Twitter’s Open Source Big Data Tool Comes to the Cloud Courtesy of Nodeable

Usually when we think of a pivot, we think of a company that has decided to drop its core offering and market a different product or service. Obvious Corporation put ODEO up for sale and focused on Twitter . BRBN shuttered its location check-in service and became Instagram. But Nodeable‘s pivot isn’t that sort of pivot.

Today Nodeable launched a new service called StreamReduce, a cloud-hosted real-time big data analytics product. StreamReduce is based on the same architecture as Nodeable’s existing IT operations monitoring tool. The company is keeping its current service, but is expanding its scope by marketing beyond its current base of developers and system administrators.

At the heart of StreamReduce is Storm, a real-time analytics engine that was originally developed at BackType, a company that was acquired by Twitter last year. After the acquisition, Twitter allowed lead developer Nathan Marz to finish the project and open source it. Twitter is now using Storm internally.

StreamReduce is essentially Storm hosted in the cloud, with a few extras such as connectors to Apache Hadoop . Nodeable CEO Dave Rosenberg explains that Storm is meant to complement, not replace, Hadoop. Hadoop is great for running analytics on huge data sets that you’ve already collected, but it’s not good for processing streams of incoming data. That’s where Storm and StreamReduce come in.

Storm isn’t the only project trying to solve the big data streaming problem. Apache S4 is an open source project originally developed by Yahoo that provides similar functionality, and HStreaming offers a proprietary product that adds real-time capabilities to Hadoop. But Storm is the project that seems to be gaining the most traction. For example, the contact management startup FullContact chose Storm over other options.

“We wanted to try open source first, as it keeps our options wide open should we want to change technologies. That ruled out HStreaming,” explains FullContact CTO Dan Lynn. “S4 was very interesting, but I didn’t get the impression that it had captured the enthusiasm of the developer community as well as Storm.” Nodeable chose to use Storm as its base for similar reasons.

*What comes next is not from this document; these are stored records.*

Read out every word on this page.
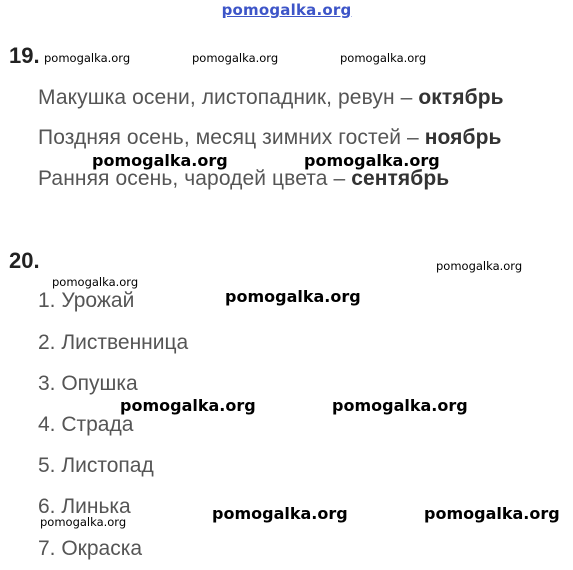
pomogalka.org
19.
Макушка осени, листопадник, ревун – октябрь
Поздняя осень, месяц зимних гостей – ноябрь
Ранняя осень, чародей цвета – сентябрь
20.
1. Урожай
2. Лиственница
3. Опушка
4. Страда
5. Листопад
6. Линька
7. Окраска
pomogalka.org	pomogalka.org	pomogalka.org
pomogalka.org	pomogalka.org
pomogalka.org
pomogalka.org
pomogalka.org
pomogalka.org	pomogalka.org
pomogalka.org	pomogalka.org
pomogalka.org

Nodeable launched last year as a challenger to Splunk, the big data company that IPOed earlier this year. Spunk sells an on-premise tool for collecting and analyzing large data sets. It’s become best known for handling machine generated data, mostly system log files from servers, but it could be used for pretty much any data set.

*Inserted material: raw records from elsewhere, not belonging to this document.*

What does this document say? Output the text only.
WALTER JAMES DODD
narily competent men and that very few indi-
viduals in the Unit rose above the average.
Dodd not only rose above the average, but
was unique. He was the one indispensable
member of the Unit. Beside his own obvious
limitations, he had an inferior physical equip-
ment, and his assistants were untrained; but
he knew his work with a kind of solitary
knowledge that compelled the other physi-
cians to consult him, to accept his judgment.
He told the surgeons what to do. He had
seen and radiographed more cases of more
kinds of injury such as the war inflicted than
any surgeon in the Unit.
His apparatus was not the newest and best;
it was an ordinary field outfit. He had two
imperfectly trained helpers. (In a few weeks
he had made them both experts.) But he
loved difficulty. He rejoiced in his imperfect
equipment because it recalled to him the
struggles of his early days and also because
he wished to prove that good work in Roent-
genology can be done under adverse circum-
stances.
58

Nodeable offers a similar solution, but tuned specifically for IT operations data and hosted in the cloud, along with real-time capabilities and a Twitter-like interface. Rosenberg says the service had plenty of users – so why the pivot? “As the company grew we realized we needed to either go further into management, or further into analytics,” he explains. What users wanted was better analytics – there are plenty of IT management solutions available. As the Nodeable team delved deeper into analytics, they found the core problem with most analytics tools is a disconnect between the needs of business users, who want dashboards and alerts, and the needs of data analysts who want to run custom queries.

Part of this problem stems from a divide between the need to run batch queries on historical data, which Hadoop is good at, and the need to process incoming streams of data for actionable intelligence, which is what Storm is built for. What Nodeable needed was a way to get data in and out of Hadoop, and to process certain data before it even hit Hadoop. With those problems solved, the Nodeable team realized that they’d stumbled onto something more broadly applicable than its log-file centric service. “We ended up solving a problem that we hadn’t really set out to solve,” says Nodeable CEO Dave Rosenberg. He also says Nodeable will open source much of its code, including reference implementations for Storm analytics and an agent for collecting analyics from Amazon EC2 instances.

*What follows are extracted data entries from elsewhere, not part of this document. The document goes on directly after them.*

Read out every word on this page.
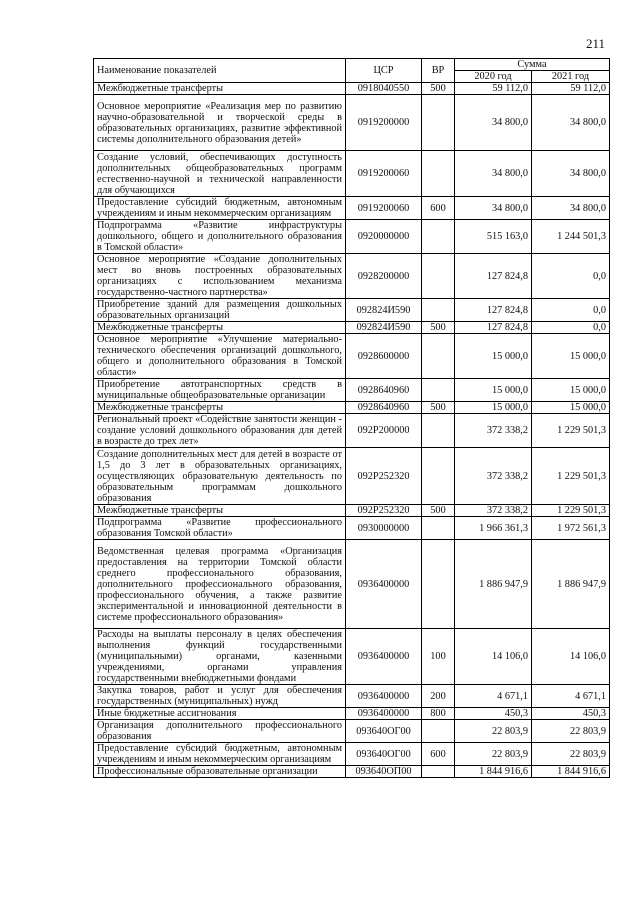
211
Наименование показателей	ЦСР	ВР	Сумма	
			2020 год	2021 год
Межбюджетные трансферты	0918040550	500	59 112,0	59 112,0
Основное мероприятие «Реализация мер по развитию научно-образовательной и творческой среды в образовательных организациях, развитие эффективной системы дополнительного образования детей»	0919200000		34 800,0	34 800,0
Создание условий, обеспечивающих доступность дополнительных общеобразовательных программ естественно-научной и технической направленности для обучающихся	0919200060		34 800,0	34 800,0
Предоставление субсидий бюджетным, автономным учреждениям и иным некоммерческим организациям	0919200060	600	34 800,0	34 800,0
Подпрограмма «Развитие инфраструктуры дошкольного, общего и дополнительного образования в Томской области»	0920000000		515 163,0	1 244 501,3
Основное мероприятие «Создание дополнительных мест во вновь построенных образовательных организациях с использованием механизма государственно-частного партнерства»	0928200000		127 824,8	0,0
Приобретение зданий для размещения дошкольных образовательных организаций	092824И590		127 824,8	0,0
Межбюджетные трансферты	092824И590	500	127 824,8	0,0
Основное мероприятие «Улучшение материально-технического обеспечения организаций дошкольного, общего и дополнительного образования в Томской области»	0928600000		15 000,0	15 000,0
Приобретение автотранспортных средств в муниципальные общеобразовательные организации	0928640960		15 000,0	15 000,0
Межбюджетные трансферты	0928640960	500	15 000,0	15 000,0
Региональный проект «Содействие занятости женщин - создание условий дошкольного образования для детей в возрасте до трех лет»	092P200000		372 338,2	1 229 501,3
Создание дополнительных мест для детей в возрасте от 1,5 до 3 лет в образовательных организациях, осуществляющих образовательную деятельность по образовательным программам дошкольного образования	092P252320		372 338,2	1 229 501,3
Межбюджетные трансферты	092P252320	500	372 338,2	1 229 501,3
Подпрограмма «Развитие профессионального образования Томской области»	0930000000		1 966 361,3	1 972 561,3
Ведомственная целевая программа «Организация предоставления на территории Томской области среднего профессионального образования, дополнительного профессионального образования, профессионального обучения, а также развитие экспериментальной и инновационной деятельности в системе профессионального образования»	0936400000		1 886 947,9	1 886 947,9
Расходы на выплаты персоналу в целях обеспечения выполнения функций государственными (муниципальными) органами, казенными учреждениями, органами управления государственными внебюджетными фондами	0936400000	100	14 106,0	14 106,0
Закупка товаров, работ и услуг для обеспечения государственных (муниципальных) нужд	0936400000	200	4 671,1	4 671,1
Иные бюджетные ассигнования	0936400000	800	450,3	450,3
Организация дополнительного профессионального образования	093640ОГ00		22 803,9	22 803,9
Предоставление субсидий бюджетным, автономным учреждениям и иным некоммерческим организациям	093640ОГ00	600	22 803,9	22 803,9
Профессиональные образовательные организации	093640ОП00		1 844 916,6	1 844 916,6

Nodebale will be going up against companies like HStreaming has a partnership with Microsoft to bring its real-time solution to Hadoop on Azure. Also, last year Amazon Web Services posted a job listing for someone “to lead the team that is building a disruptive new service for processing Big Data streams,” suggesting that we may see a real-time complement to the cloud provider’s Elastic MapReduce service. Expect strong competition in this space in coming months.